EverApply Phase 1.5: From Job Matching to Resume Generation
Phase 1 ended with a working pipeline. Jobs were being fetched every morning, scored against my brother’s resume, and surfaced as matches. The scheduler ran. The database filled up. Everything worked.
Then I watched him use it.
He’d open the match list, see a role that scored an 88, think “that’s a real one,” and then spend the next twenty minutes manually reworking his resume to match the job description. The pipeline had saved him from scrolling through irrelevant listings. But the actual work of applying was still entirely manual.
So I built the ATS layer. And while I was in there, I also fixed about six things that only broke once real data started flowing through the system.
ATS Resume Generation
The core new feature:
/matches/{match_id}/generate-ats-resume Generate and store an ATS-optimized resume PDF for a specific job match.
When he finds a match worth applying to, one API call takes his resume, passes it to DeepSeek alongside the job description, and gets back a structured JSON blob: rewritten summary, optimized skills list, and new bullet points for every job that mirror the language in the posting. That JSON goes into a PDF builder, and the finished file lands in Cloudflare R2 tied to the match.
The PDF builder uses ReportLab. Getting it to reliably produce a one-page document took more iteration than expected. The fix was wrapping the entire story in a KeepInFrame with mode="shrink", which scales everything down proportionally if the content runs long rather than letting it spill onto a second page. ATS scanners handle single-page resumes better, and it keeps the output consistent regardless of how verbose the job description was.
Once generated, the ATS resume URL gets stored on the JobMatch row. Requesting it again returns the cached version. No second DeepSeek call, no second R2 write, no count against the daily limit. The cache is tied to the match, so each job gets one ATS resume.
Two Sandbox Modes
While building the match-based generator, I added two playground endpoints that don’t require a base resume to be on file.
/resumes/ideal Generate a fictional ideal candidate resume for any job description, no base resume required.
The model invents a realistic person with exactly the background the job is looking for: specific metrics, relevant experience, all the right keywords. This was primarily a debugging tool.

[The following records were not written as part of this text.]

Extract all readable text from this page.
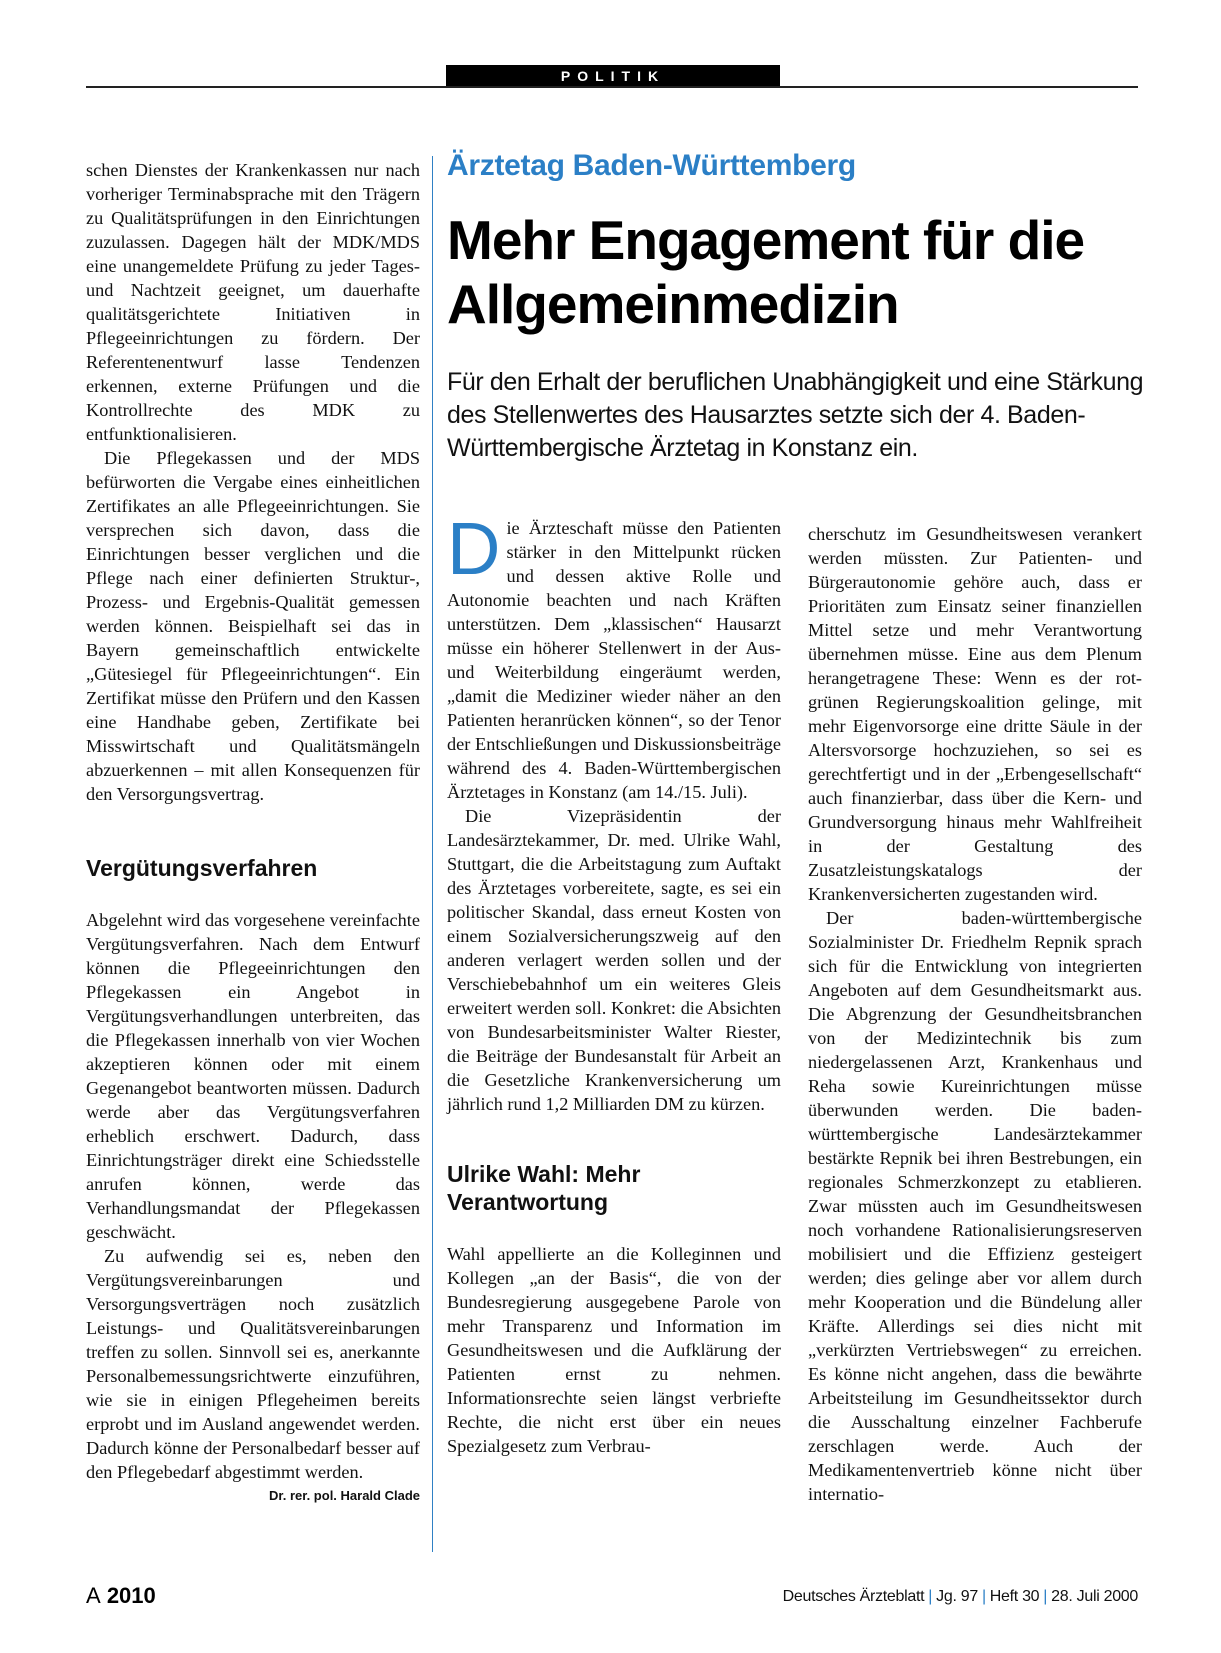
POLITIK

schen Dienstes der Krankenkassen nur nach vorheriger Terminabsprache mit den Trägern zu Qualitätsprüfungen in den Einrichtungen zuzulassen. Dagegen hält der MDK/MDS eine unangemeldete Prüfung zu jeder Tages- und Nachtzeit geeignet, um dauerhafte qualitätsgerichtete Initiativen in Pflegeeinrichtungen zu fördern. Der Referentenentwurf lasse Tendenzen erkennen, externe Prüfungen und die Kontrollrechte des MDK zu entfunktionalisieren.

Die Pflegekassen und der MDS befürworten die Vergabe eines einheitlichen Zertifikates an alle Pflegeeinrichtungen. Sie versprechen sich davon, dass die Einrichtungen besser verglichen und die Pflege nach einer definierten Struktur-, Prozess- und Ergebnis-Qualität gemessen werden können. Beispielhaft sei das in Bayern gemeinschaftlich entwickelte „Gütesiegel für Pflegeeinrichtungen“. Ein Zertifikat müsse den Prüfern und den Kassen eine Handhabe geben, Zertifikate bei Misswirtschaft und Qualitätsmängeln abzuerkennen – mit allen Konsequenzen für den Versorgungsvertrag.

Vergütungsverfahren

Abgelehnt wird das vorgesehene vereinfachte Vergütungsverfahren. Nach dem Entwurf können die Pflegeeinrichtungen den Pflegekassen ein Angebot in Vergütungsverhandlungen unterbreiten, das die Pflegekassen innerhalb von vier Wochen akzeptieren können oder mit einem Gegenangebot beantworten müssen. Dadurch werde aber das Vergütungsverfahren erheblich erschwert. Dadurch, dass Einrichtungsträger direkt eine Schiedsstelle anrufen können, werde das Verhandlungsmandat der Pflegekassen geschwächt.

Zu aufwendig sei es, neben den Vergütungsvereinbarungen und Versorgungsverträgen noch zusätzlich Leistungs- und Qualitätsvereinbarungen treffen zu sollen. Sinnvoll sei es, anerkannte Personalbemessungsrichtwerte einzuführen, wie sie in einigen Pflegeheimen bereits erprobt und im Ausland angewendet werden. Dadurch könne der Personalbedarf besser auf den Pflegebedarf abgestimmt werden.
Dr. rer. pol. Harald Clade

Ärztetag Baden-Württemberg
Mehr Engagement für die Allgemeinmedizin
Für den Erhalt der beruflichen Unabhängigkeit und eine Stärkung des Stellenwertes des Hausarztes setzte sich der 4. Baden-Württembergische Ärztetag in Konstanz ein.

Die Ärzteschaft müsse den Patienten stärker in den Mittelpunkt rücken und dessen aktive Rolle und Autonomie beachten und nach Kräften unterstützen. Dem „klassischen“ Hausarzt müsse ein höherer Stellenwert in der Aus- und Weiterbildung eingeräumt werden, „damit die Mediziner wieder näher an den Patienten heranrücken können“, so der Tenor der Entschließungen und Diskussionsbeiträge während des 4. Baden-Württembergischen Ärztetages in Konstanz (am 14./15. Juli).

Die Vizepräsidentin der Landesärztekammer, Dr. med. Ulrike Wahl, Stuttgart, die die Arbeitstagung zum Auftakt des Ärztetages vorbereitete, sagte, es sei ein politischer Skandal, dass erneut Kosten von einem Sozialversicherungszweig auf den anderen verlagert werden sollen und der Verschiebebahnhof um ein weiteres Gleis erweitert werden soll. Konkret: die Absichten von Bundesarbeitsminister Walter Riester, die Beiträge der Bundesanstalt für Arbeit an die Gesetzliche Krankenversicherung um jährlich rund 1,2 Milliarden DM zu kürzen.

Ulrike Wahl: Mehr Verantwortung

Wahl appellierte an die Kolleginnen und Kollegen „an der Basis“, die von der Bundesregierung ausgegebene Parole von mehr Transparenz und Information im Gesundheitswesen und die Aufklärung der Patienten ernst zu nehmen. Informationsrechte seien längst verbriefte Rechte, die nicht erst über ein neues Spezialgesetz zum Verbrau-

cherschutz im Gesundheitswesen verankert werden müssten. Zur Patienten- und Bürgerautonomie gehöre auch, dass er Prioritäten zum Einsatz seiner finanziellen Mittel setze und mehr Verantwortung übernehmen müsse. Eine aus dem Plenum herangetragene These: Wenn es der rot-grünen Regierungskoalition gelinge, mit mehr Eigenvorsorge eine dritte Säule in der Altersvorsorge hochzuziehen, so sei es gerechtfertigt und in der „Erbengesellschaft“ auch finanzierbar, dass über die Kern- und Grundversorgung hinaus mehr Wahlfreiheit in der Gestaltung des Zusatzleistungskatalogs der Krankenversicherten zugestanden wird.

Der baden-württembergische Sozialminister Dr. Friedhelm Repnik sprach sich für die Entwicklung von integrierten Angeboten auf dem Gesundheitsmarkt aus. Die Abgrenzung der Gesundheitsbranchen von der Medizintechnik bis zum niedergelassenen Arzt, Krankenhaus und Reha sowie Kureinrichtungen müsse überwunden werden. Die baden-württembergische Landesärztekammer bestärkte Repnik bei ihren Bestrebungen, ein regionales Schmerzkonzept zu etablieren. Zwar müssten auch im Gesundheitswesen noch vorhandene Rationalisierungsreserven mobilisiert und die Effizienz gesteigert werden; dies gelinge aber vor allem durch mehr Kooperation und die Bündelung aller Kräfte. Allerdings sei dies nicht mit „verkürzten Vertriebswegen“ zu erreichen. Es könne nicht angehen, dass die bewährte Arbeitsteilung im Gesundheitssektor durch die Ausschaltung einzelner Fachberufe zerschlagen werde. Auch der Medikamentenvertrieb könne nicht über internatio-

A 2010	Deutsches Ärzteblatt | Jg. 97 | Heft 30 | 28. Juli 2000
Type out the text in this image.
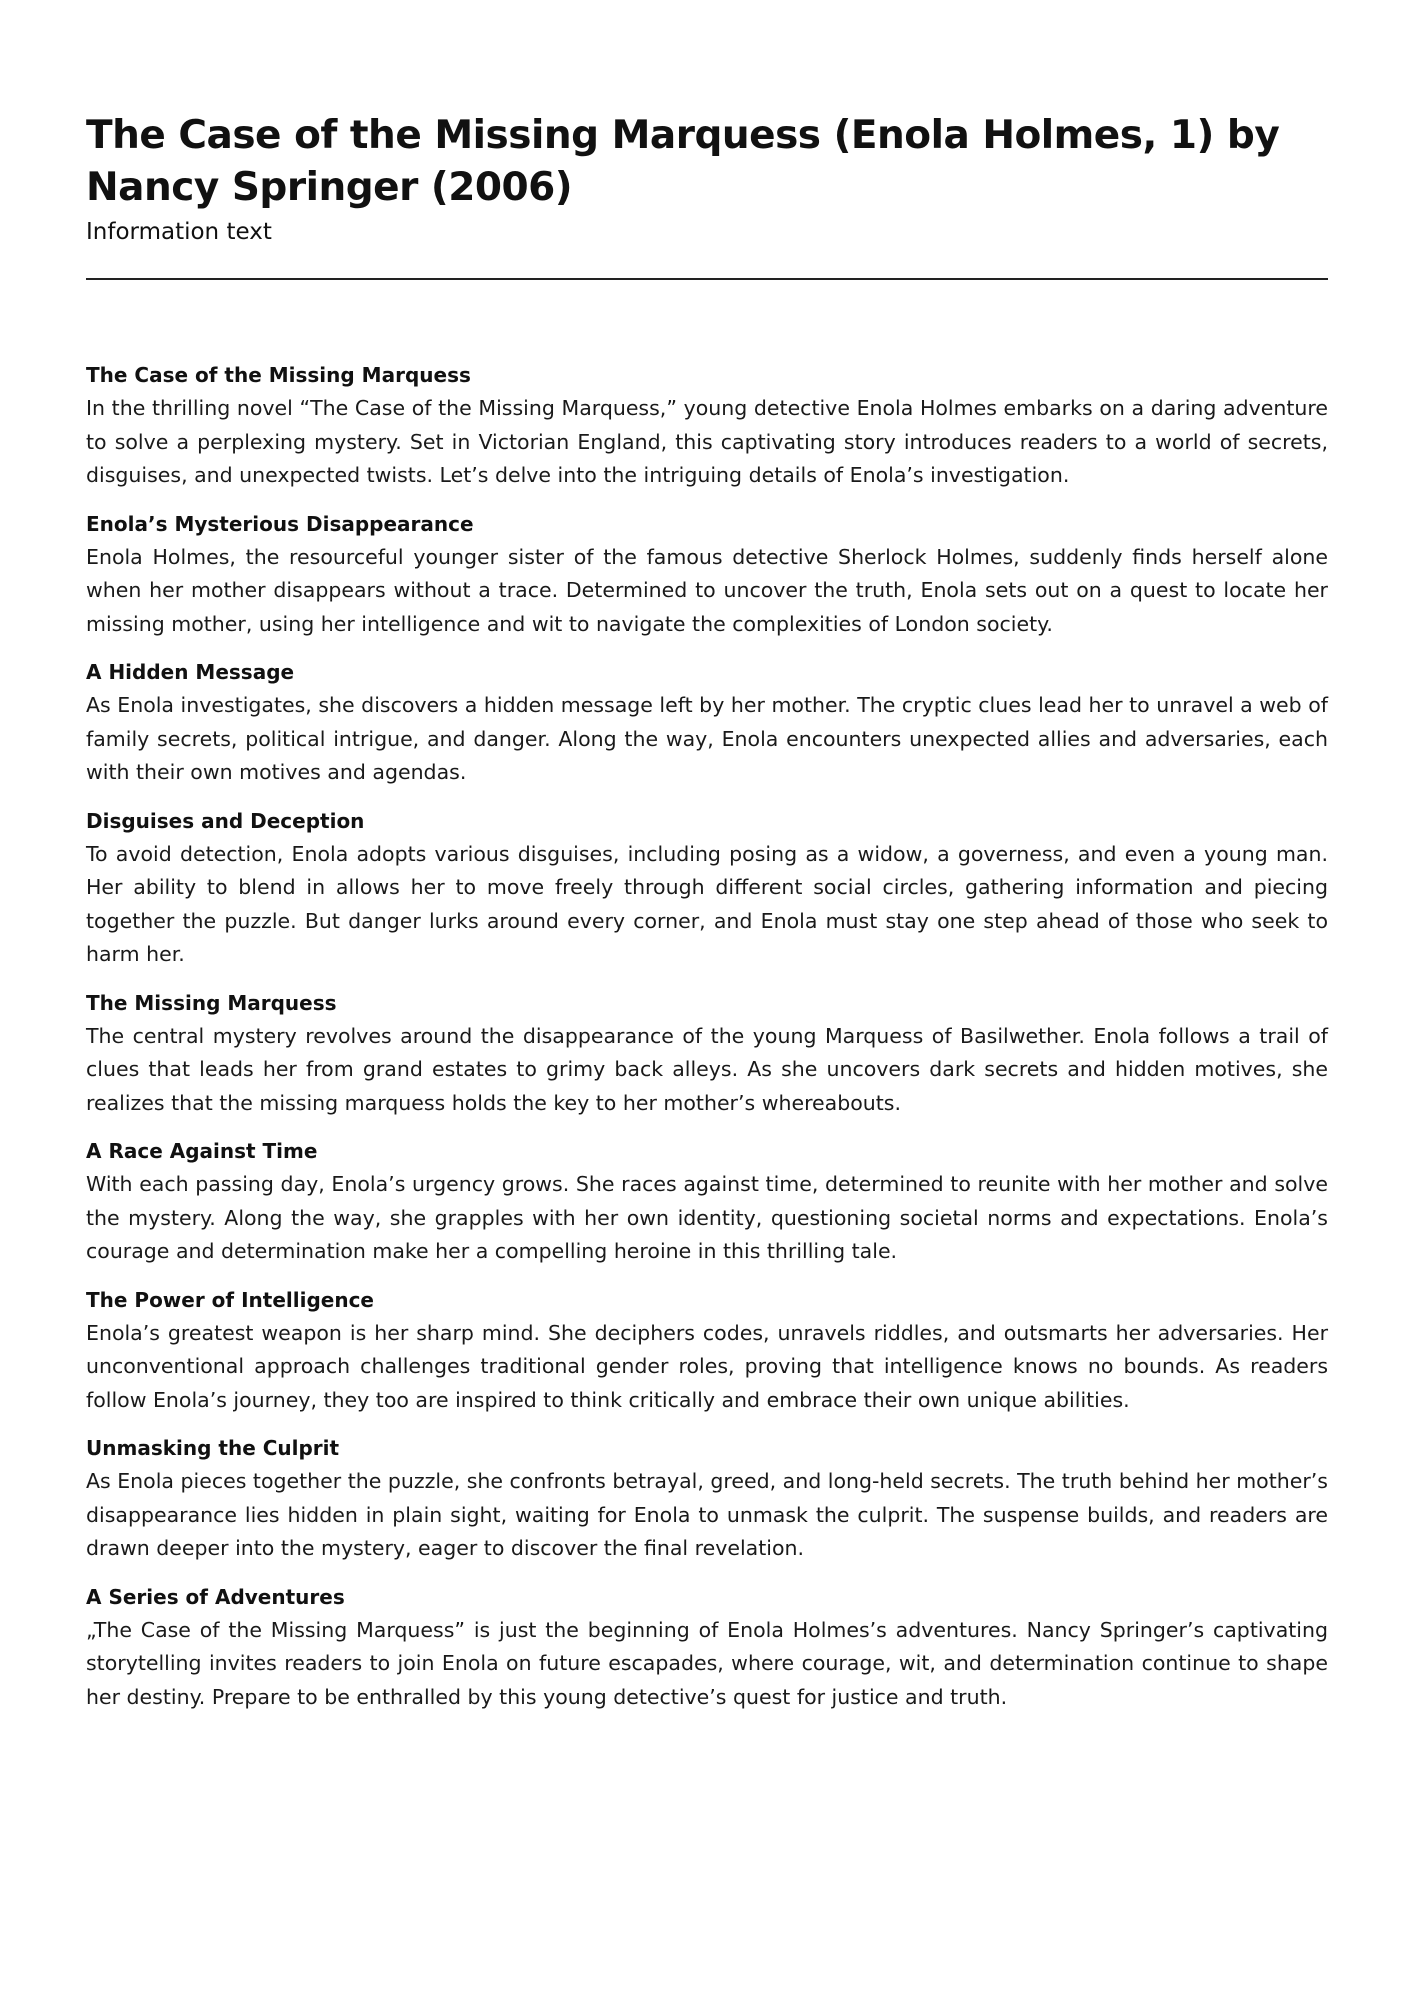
The Case of the Missing Marquess (Enola Holmes, 1) by Nancy Springer (2006)
Information text
The Case of the Missing Marquess

In the thrilling novel “The Case of the Missing Marquess,” young detective Enola Holmes embarks on a daring adventure to solve a perplexing mystery. Set in Victorian England, this captivating story introduces readers to a world of secrets, disguises, and unexpected twists. Let’s delve into the intriguing details of Enola’s investigation.

Enola’s Mysterious Disappearance

Enola Holmes, the resourceful younger sister of the famous detective Sherlock Holmes, suddenly finds herself alone when her mother disappears without a trace. Determined to uncover the truth, Enola sets out on a quest to locate her missing mother, using her intelligence and wit to navigate the complexities of London society.

A Hidden Message

As Enola investigates, she discovers a hidden message left by her mother. The cryptic clues lead her to unravel a web of family secrets, political intrigue, and danger. Along the way, Enola encounters unexpected allies and adversaries, each with their own motives and agendas.

Disguises and Deception

To avoid detection, Enola adopts various disguises, including posing as a widow, a governess, and even a young man. Her ability to blend in allows her to move freely through different social circles, gathering information and piecing together the puzzle. But danger lurks around every corner, and Enola must stay one step ahead of those who seek to harm her.

The Missing Marquess

The central mystery revolves around the disappearance of the young Marquess of Basilwether. Enola follows a trail of clues that leads her from grand estates to grimy back alleys. As she uncovers dark secrets and hidden motives, she realizes that the missing marquess holds the key to her mother’s whereabouts.

A Race Against Time

With each passing day, Enola’s urgency grows. She races against time, determined to reunite with her mother and solve the mystery. Along the way, she grapples with her own identity, questioning societal norms and expectations. Enola’s courage and determination make her a compelling heroine in this thrilling tale.

The Power of Intelligence

Enola’s greatest weapon is her sharp mind. She deciphers codes, unravels riddles, and outsmarts her adversaries. Her unconventional approach challenges traditional gender roles, proving that intelligence knows no bounds. As readers follow Enola’s journey, they too are inspired to think critically and embrace their own unique abilities.

Unmasking the Culprit

As Enola pieces together the puzzle, she confronts betrayal, greed, and long-held secrets. The truth behind her mother’s disappearance lies hidden in plain sight, waiting for Enola to unmask the culprit. The suspense builds, and readers are drawn deeper into the mystery, eager to discover the final revelation.

A Series of Adventures

„The Case of the Missing Marquess” is just the beginning of Enola Holmes’s adventures. Nancy Springer’s captivating storytelling invites readers to join Enola on future escapades, where courage, wit, and determination continue to shape her destiny. Prepare to be enthralled by this young detective’s quest for justice and truth.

When I wanted to verify that the scoring was working correctly, I could generate an ideal candidate resume and confirm it came back with a near-perfect score. But it also turned out to be genuinely useful for understanding what a role is actually looking for before starting to tailor a real application.
/resumes/ideal-realistic Preserve the real resume skeleton, AI-generate bullets, skills, and summary targeted to a job.
This one is the more interesting variant. The model preserves the skeleton of the real resume: name, contact info, companies, job titles, employment dates, schools. Everything else gets rewritten. Bullets, skills, and summary are all AI-generated and targeted to the job. The result is what your resume would look like if you’d always described your experience in terms of exactly this role.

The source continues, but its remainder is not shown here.